With the new error logging code, we now display "recent 10 errors". Added a screenshot at end of email.
At any point, the last 10 error are displayed on the replication - 10 errors, which may or may not be valid depending upon the current time.
This issue needs to be addressed at two levels -
1. Level of error logging - Currently too much information is displayed, which also gives misleading idea on state of replication.
2. Classification of errors v/s warnings.
Having lower level information on the ns_logs can help trouble shoot , but having all of that information on the web-console might just confuse and overwhelm end-user IMO.
XDCR can have an error at any of the following levels
- xdc vbucket replicators - timing out, checkpoint failures, db_not_found
- xdc replication manager
- ns_server level - where it is unable to talk to the other remote cluster and so on.
With some recent trials on the new code, we see a lot of errors on the level of bucket replicators, say vbucket XXX commit_checkpoint_failure.

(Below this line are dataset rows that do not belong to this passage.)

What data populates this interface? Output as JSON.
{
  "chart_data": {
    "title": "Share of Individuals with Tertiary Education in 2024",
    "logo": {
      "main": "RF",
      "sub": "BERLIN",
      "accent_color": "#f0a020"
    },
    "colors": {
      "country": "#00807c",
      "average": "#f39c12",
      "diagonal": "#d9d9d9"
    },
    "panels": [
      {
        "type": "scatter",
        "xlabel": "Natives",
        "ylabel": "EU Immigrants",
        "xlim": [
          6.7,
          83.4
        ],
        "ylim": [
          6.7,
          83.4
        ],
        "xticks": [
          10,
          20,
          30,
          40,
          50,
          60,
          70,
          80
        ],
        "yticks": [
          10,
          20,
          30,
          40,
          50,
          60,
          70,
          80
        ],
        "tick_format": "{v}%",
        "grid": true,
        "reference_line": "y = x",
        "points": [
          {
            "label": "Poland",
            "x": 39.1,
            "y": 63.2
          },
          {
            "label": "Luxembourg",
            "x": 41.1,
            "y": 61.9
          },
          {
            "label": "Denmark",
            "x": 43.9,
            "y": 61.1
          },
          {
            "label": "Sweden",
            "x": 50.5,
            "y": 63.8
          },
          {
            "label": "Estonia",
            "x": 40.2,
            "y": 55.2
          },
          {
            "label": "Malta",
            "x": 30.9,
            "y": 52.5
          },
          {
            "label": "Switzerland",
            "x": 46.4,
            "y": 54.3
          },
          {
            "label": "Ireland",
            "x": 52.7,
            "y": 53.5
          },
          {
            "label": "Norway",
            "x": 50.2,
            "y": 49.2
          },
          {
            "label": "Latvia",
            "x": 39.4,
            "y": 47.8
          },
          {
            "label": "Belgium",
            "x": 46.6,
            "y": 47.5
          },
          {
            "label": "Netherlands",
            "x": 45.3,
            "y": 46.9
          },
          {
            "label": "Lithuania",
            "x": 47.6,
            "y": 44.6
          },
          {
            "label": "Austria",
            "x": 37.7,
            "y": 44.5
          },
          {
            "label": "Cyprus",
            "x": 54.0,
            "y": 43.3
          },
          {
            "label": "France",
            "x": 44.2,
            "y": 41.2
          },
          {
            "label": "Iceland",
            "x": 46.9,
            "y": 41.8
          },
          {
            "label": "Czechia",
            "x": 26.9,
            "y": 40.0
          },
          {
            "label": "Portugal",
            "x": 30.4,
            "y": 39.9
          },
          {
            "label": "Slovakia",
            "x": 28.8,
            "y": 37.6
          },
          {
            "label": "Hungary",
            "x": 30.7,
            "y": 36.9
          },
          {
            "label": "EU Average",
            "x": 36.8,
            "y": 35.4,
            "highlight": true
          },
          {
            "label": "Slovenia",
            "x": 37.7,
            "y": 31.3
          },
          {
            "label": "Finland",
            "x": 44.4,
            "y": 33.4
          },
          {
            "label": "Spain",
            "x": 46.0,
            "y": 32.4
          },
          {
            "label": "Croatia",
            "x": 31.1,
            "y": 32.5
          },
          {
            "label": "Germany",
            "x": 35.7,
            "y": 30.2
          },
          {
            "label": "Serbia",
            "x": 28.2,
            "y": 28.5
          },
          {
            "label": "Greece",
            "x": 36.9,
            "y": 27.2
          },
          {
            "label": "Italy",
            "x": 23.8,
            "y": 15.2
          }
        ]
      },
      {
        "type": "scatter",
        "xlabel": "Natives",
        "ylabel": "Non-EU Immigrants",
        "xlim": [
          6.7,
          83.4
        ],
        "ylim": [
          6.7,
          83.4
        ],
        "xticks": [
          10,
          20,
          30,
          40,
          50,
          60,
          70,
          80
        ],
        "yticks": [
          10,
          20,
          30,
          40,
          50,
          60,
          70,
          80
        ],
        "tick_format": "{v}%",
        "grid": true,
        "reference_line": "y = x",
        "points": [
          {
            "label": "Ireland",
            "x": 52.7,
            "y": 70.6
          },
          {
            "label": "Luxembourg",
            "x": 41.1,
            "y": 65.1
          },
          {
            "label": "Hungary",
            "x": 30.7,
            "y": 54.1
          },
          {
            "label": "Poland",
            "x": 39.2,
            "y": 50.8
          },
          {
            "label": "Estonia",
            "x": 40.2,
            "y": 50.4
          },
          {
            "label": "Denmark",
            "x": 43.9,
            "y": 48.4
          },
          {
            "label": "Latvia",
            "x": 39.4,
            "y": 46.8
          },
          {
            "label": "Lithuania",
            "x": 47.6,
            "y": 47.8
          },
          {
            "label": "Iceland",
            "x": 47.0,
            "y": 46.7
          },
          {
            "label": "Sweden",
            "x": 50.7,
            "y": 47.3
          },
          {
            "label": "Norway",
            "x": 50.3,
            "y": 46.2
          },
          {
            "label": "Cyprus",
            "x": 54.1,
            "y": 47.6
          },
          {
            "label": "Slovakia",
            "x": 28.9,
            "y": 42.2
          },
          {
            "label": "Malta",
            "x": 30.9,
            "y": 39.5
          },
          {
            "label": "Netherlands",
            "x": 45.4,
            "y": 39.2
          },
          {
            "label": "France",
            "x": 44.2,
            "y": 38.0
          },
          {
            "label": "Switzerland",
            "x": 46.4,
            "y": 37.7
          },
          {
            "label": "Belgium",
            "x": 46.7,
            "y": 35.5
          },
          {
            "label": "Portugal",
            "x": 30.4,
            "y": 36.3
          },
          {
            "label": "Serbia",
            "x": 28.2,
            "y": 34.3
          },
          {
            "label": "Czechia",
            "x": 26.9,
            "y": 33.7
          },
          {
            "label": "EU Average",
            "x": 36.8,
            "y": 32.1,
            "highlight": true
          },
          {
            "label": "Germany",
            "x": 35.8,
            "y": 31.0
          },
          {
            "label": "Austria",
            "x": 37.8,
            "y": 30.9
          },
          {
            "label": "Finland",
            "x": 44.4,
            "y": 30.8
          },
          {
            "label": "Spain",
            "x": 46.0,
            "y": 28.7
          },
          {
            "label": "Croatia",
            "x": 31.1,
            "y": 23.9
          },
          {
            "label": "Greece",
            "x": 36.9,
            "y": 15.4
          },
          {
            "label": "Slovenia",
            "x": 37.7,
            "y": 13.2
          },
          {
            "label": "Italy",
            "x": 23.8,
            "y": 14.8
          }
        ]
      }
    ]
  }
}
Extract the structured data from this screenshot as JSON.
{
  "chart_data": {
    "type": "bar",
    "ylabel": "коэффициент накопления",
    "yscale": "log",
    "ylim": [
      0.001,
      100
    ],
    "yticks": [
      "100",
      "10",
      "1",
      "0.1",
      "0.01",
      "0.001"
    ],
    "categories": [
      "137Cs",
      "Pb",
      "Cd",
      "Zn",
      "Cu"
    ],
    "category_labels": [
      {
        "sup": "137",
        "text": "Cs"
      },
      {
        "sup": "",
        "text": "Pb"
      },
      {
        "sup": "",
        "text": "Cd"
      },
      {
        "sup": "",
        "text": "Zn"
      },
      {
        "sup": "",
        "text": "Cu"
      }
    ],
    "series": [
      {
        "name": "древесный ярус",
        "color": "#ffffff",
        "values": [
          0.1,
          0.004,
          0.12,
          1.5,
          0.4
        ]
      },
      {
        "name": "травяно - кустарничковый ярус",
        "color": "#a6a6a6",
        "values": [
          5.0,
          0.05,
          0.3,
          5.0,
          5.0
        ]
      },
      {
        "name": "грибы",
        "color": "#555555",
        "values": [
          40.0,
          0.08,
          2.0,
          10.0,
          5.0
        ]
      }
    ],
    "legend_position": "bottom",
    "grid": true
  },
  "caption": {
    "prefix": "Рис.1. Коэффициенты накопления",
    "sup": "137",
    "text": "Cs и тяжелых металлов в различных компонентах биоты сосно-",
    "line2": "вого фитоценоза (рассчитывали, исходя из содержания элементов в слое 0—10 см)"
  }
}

But the replication is continuing as expected. Replication has not failed, but it is continuing minus the above checkpoint failure.
It might be nicer to classify errors v/s warnings.
Errors - When finally xdcr has stopped working . No more data is being sent over to the destination.
Replication will be attempted for X number of times, and is finally given up?
Warnings - When there are timeouts, but it is a recoverable situation.